Romain Deserve, je l'aurais compris si c'était la seule proposition qu'il avait faite, mais soyons honnête, ce n'est pas la seule proposition qu'il a faite. 1, il a annoncé des mesures sectoriel ciblé, je pense notamment celle dédiée aux pêcheurs français qui sont absolument essentiel. Et ben je vous dis tout l'inverse, il a annoncé jeudi qu'il publierait des mesures sectorisées, spécialisées à destination des automobilistes français, notamment ceux qui dépendent totalement de leur voiture.

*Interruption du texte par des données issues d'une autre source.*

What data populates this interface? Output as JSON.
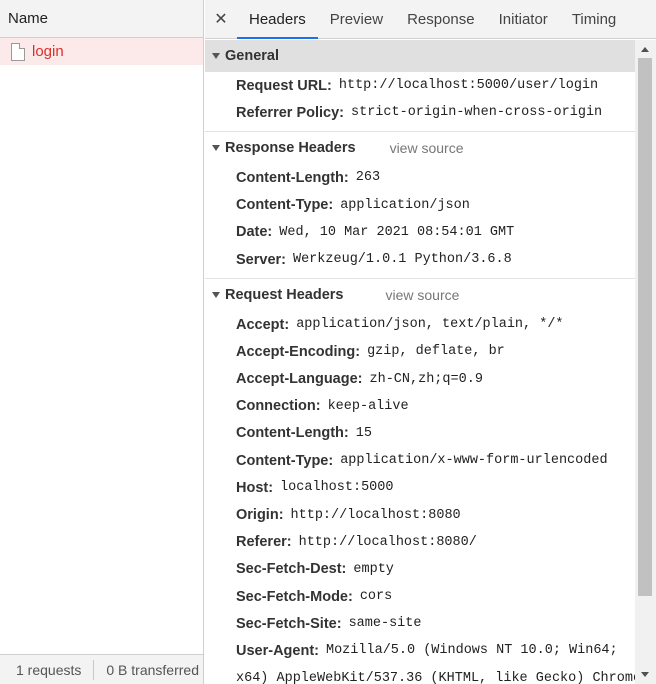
{
  "left_panel": {
    "column_header": "Name",
    "requests": [
      {
        "name": "login",
        "status_color": "#d9302c"
      }
    ],
    "footer": {
      "request_count": "1 requests",
      "transferred": "0 B transferred"
    }
  },
  "tabs": {
    "close_icon": "close-icon",
    "items": [
      "Headers",
      "Preview",
      "Response",
      "Initiator",
      "Timing"
    ],
    "active": "Headers",
    "accent_color": "#1a73e8"
  },
  "general": {
    "title": "General",
    "rows": [
      {
        "key": "Request URL:",
        "value": "http://localhost:5000/user/login"
      },
      {
        "key": "Referrer Policy:",
        "value": "strict-origin-when-cross-origin"
      }
    ]
  },
  "response_headers": {
    "title": "Response Headers",
    "view_source": "view source",
    "rows": [
      {
        "key": "Content-Length:",
        "value": "263"
      },
      {
        "key": "Content-Type:",
        "value": "application/json"
      },
      {
        "key": "Date:",
        "value": "Wed, 10 Mar 2021 08:54:01 GMT"
      },
      {
        "key": "Server:",
        "value": "Werkzeug/1.0.1 Python/3.6.8"
      }
    ]
  },
  "request_headers": {
    "title": "Request Headers",
    "view_source": "view source",
    "rows": [
      {
        "key": "Accept:",
        "value": "application/json, text/plain, */*"
      },
      {
        "key": "Accept-Encoding:",
        "value": "gzip, deflate, br"
      },
      {
        "key": "Accept-Language:",
        "value": "zh-CN,zh;q=0.9"
      },
      {
        "key": "Connection:",
        "value": "keep-alive"
      },
      {
        "key": "Content-Length:",
        "value": "15"
      },
      {
        "key": "Content-Type:",
        "value": "application/x-www-form-urlencoded"
      },
      {
        "key": "Host:",
        "value": "localhost:5000"
      },
      {
        "key": "Origin:",
        "value": "http://localhost:8080"
      },
      {
        "key": "Referer:",
        "value": "http://localhost:8080/"
      },
      {
        "key": "Sec-Fetch-Dest:",
        "value": "empty"
      },
      {
        "key": "Sec-Fetch-Mode:",
        "value": "cors"
      },
      {
        "key": "Sec-Fetch-Site:",
        "value": "same-site"
      },
      {
        "key": "User-Agent:",
        "value": "Mozilla/5.0 (Windows NT 10.0; Win64;"
      }
    ],
    "overflow_line": "x64) AppleWebKit/537.36 (KHTML, like Gecko) Chrome"
  }
}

Moi, j'assume totalement cette logique et je le soutiens à 100 %. Je ne vois pas pourquoi les mesures devraient bénéficier à tous. Je vous prends un exemple.

Je ne vois pas pourquoi les mesures qu'il annoncerait devraient bénéficier à moi alors que je prends ma voiture pour faire le tour de ma circonscription euh matin, midi et soir. En revanche, pour des Français qui n'ont pas d'autre moyens que d'utiliser leur voiture, évidemment qu'il faut qu'ils soient accompagnés. Et c'est les mesures ciblées que le premier ministre s'est engagé à annoncer en début de semaine.

De toute façon, on en a pas les on n' pas les moyens financiers des tous les automobilistes. Moi je souvenir en Italie. Moi, je vais souvenir Romain Desarb lors de la dernière crise énergétique qui a eu lieu en 2022 et en 2023.

Les mêmes qui demandaient à l'État de soutenir massivement les Français étaient les mêmes qui ensuite refusaient de faire toute économie. On a fait porter à Bruno Leire le chapeau des comptes publics et de l'aide publique alors qu'il est le seul à avoir alerté sur les comptes publics à l'époque et avoir demandé le retrait des aides ciblées qui ont coûté 70 milliards d'euros à l'État français. qui étaient les premiers à s'opposer à ce type d'aide, à ce type d'économie, pardonnez-moi, c'est Rikioti et c'est tous ceux qui aujourd'hui dénonce la crise de la dépense publique.

Nous n'avons pas d'autre choix que de faire des économies en parallèle des aides que nous accorderons.